Description: Subset relation for disjoint classes. (Contributed by NM, 25-Oct-2005) (Proof shortened by Andrew Salmon, 26-Jun-2011)

Ref Expression
Assertion disjssun 
|- ( ( A i^i B ) = (/) -> ( A C_ ( B u. C ) <-> A C_ C ) )

Proof

Step Hyp Ref Expression
1 uneq2 
 |-  ( ( A i^i B ) = (/) -> ( ( A i^i C ) u. ( A i^i B ) ) = ( ( A i^i C ) u. (/) ) )
2 indi 
 |-  ( A i^i ( B u. C ) ) = ( ( A i^i B ) u. ( A i^i C ) )
3 2 equncomi 
 |-  ( A i^i ( B u.
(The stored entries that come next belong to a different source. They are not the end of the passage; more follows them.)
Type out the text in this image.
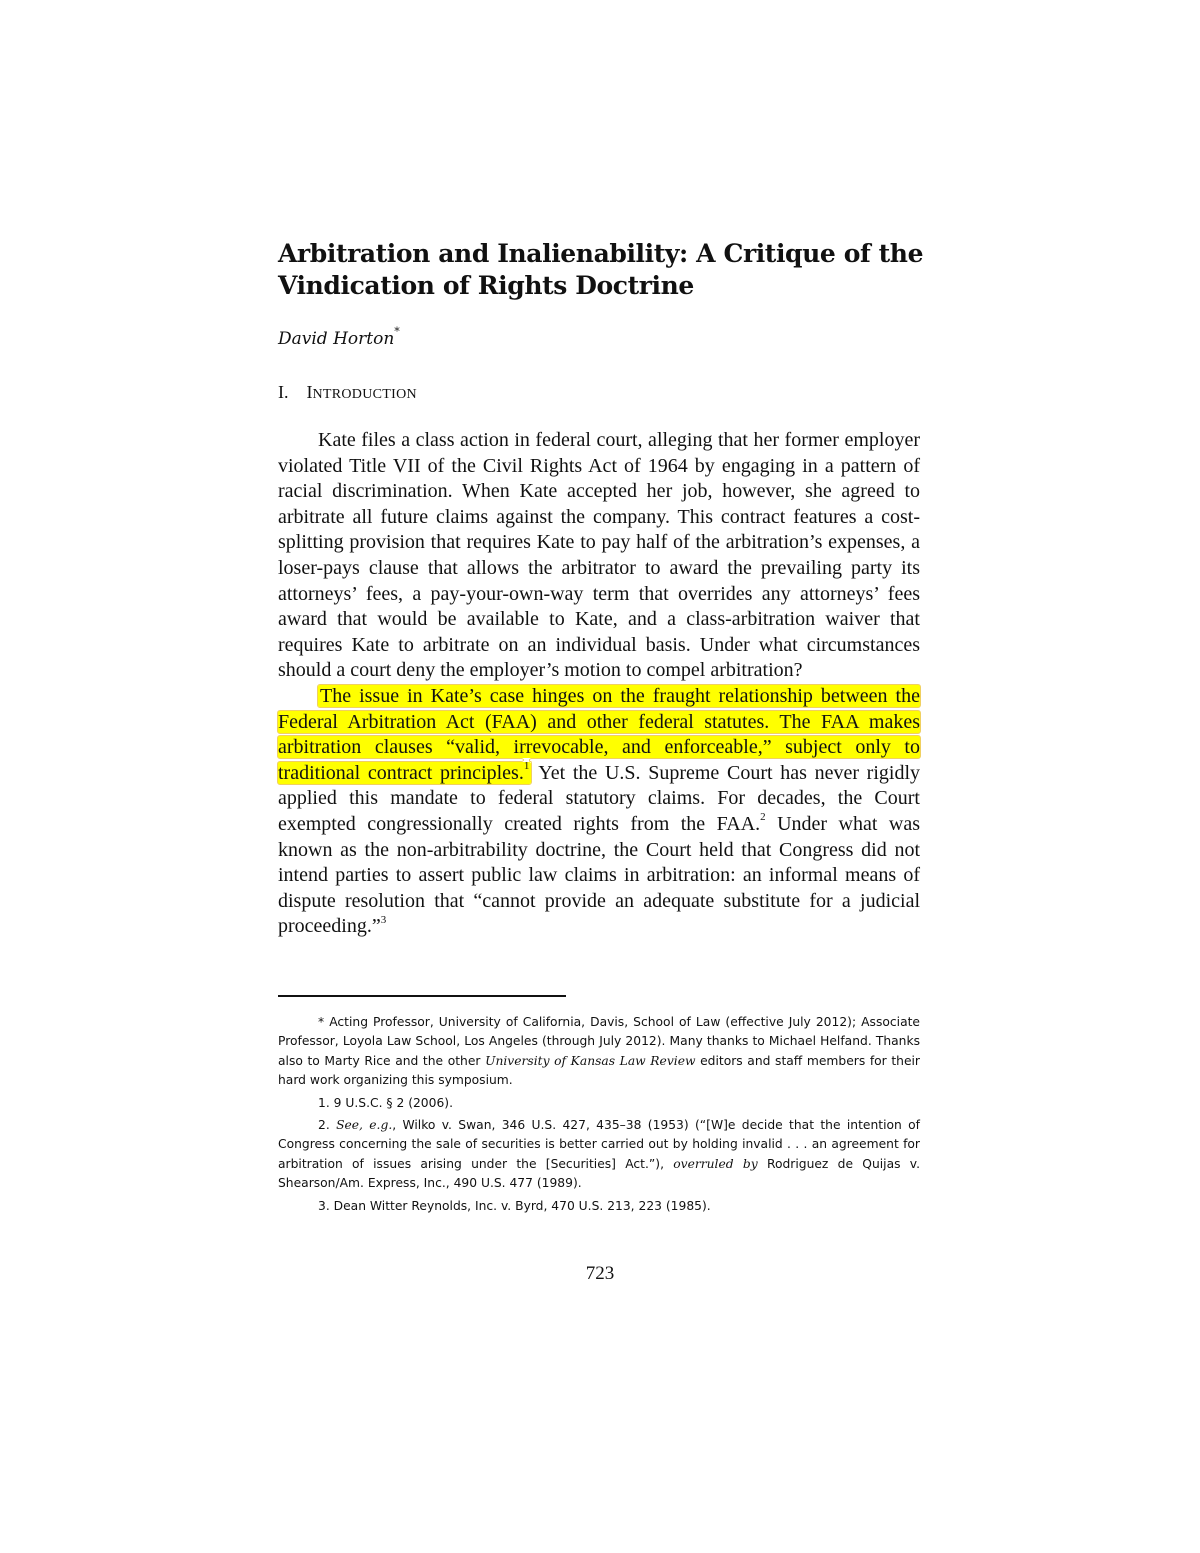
Arbitration and Inalienability: A Critique of the Vindication of Rights Doctrine
David Horton*
I. INTRODUCTION

Kate files a class action in federal court, alleging that her former employer violated Title VII of the Civil Rights Act of 1964 by engaging in a pattern of racial discrimination. When Kate accepted her job, however, she agreed to arbitrate all future claims against the company. This contract features a cost-splitting provision that requires Kate to pay half of the arbitration’s expenses, a loser-pays clause that allows the arbitrator to award the prevailing party its attorneys’ fees, a pay-your-own-way term that overrides any attorneys’ fees award that would be available to Kate, and a class-arbitration waiver that requires Kate to arbitrate on an individual basis. Under what circumstances should a court deny the employer’s motion to compel arbitration?

The issue in Kate’s case hinges on the fraught relationship between the Federal Arbitration Act (FAA) and other federal statutes. The FAA makes arbitration clauses “valid, irrevocable, and enforceable,” subject only to traditional contract principles.$^1$ Yet the U.S. Supreme Court has never rigidly applied this mandate to federal statutory claims. For decades, the Court exempted congressionally created rights from the FAA.$^2$ Under what was known as the non-arbitrability doctrine, the Court held that Congress did not intend parties to assert public law claims in arbitration: an informal means of dispute resolution that “cannot provide an adequate substitute for a judicial proceeding.”$^3$

* Acting Professor, University of California, Davis, School of Law (effective July 2012); Associate Professor, Loyola Law School, Los Angeles (through July 2012). Many thanks to Michael Helfand. Thanks also to Marty Rice and the other University of Kansas Law Review editors and staff members for their hard work organizing this symposium.

1. 9 U.S.C. § 2 (2006).

2. See, e.g., Wilko v. Swan, 346 U.S. 427, 435–38 (1953) (“[W]e decide that the intention of Congress concerning the sale of securities is better carried out by holding invalid . . . an agreement for arbitration of issues arising under the [Securities] Act.”), overruled by Rodriguez de Quijas v. Shearson/Am. Express, Inc., 490 U.S. 477 (1989).

3. Dean Witter Reynolds, Inc. v. Byrd, 470 U.S. 213, 223 (1985).

723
C ) ) = ( ( A i^i C ) u. ( A i^i B ) )
4 un0 
 |-  ( ( A i^i C ) u. (/) ) = ( A i^i C )
5 4 eqcomi 
 |-  ( A i^i C ) = ( ( A i^i C ) u. (/) )
6 1 3 5 3eqtr4g 
 |-  ( ( A i^i B ) = (/) -> ( A i^i ( B u. C ) ) = ( A i^i C ) )
7 6 eqeq1d 
 |-  ( ( A i^i B ) = (/) -> ( ( A i^i ( B u. C ) ) = A <-> ( A i^i C ) = A ) )
8 dfss2 
 |-  ( A C_ ( B u. C ) <-> ( A i^i ( B u. C ) ) = A )
9 dfss2 
 |-  ( A C_ C <-> ( A i^i C ) = A )
10 7 8 9 3bitr4g 
 |-  ( ( A i^i B ) = (/) -> ( A C_ ( B u. C ) <-> A C_ C ) )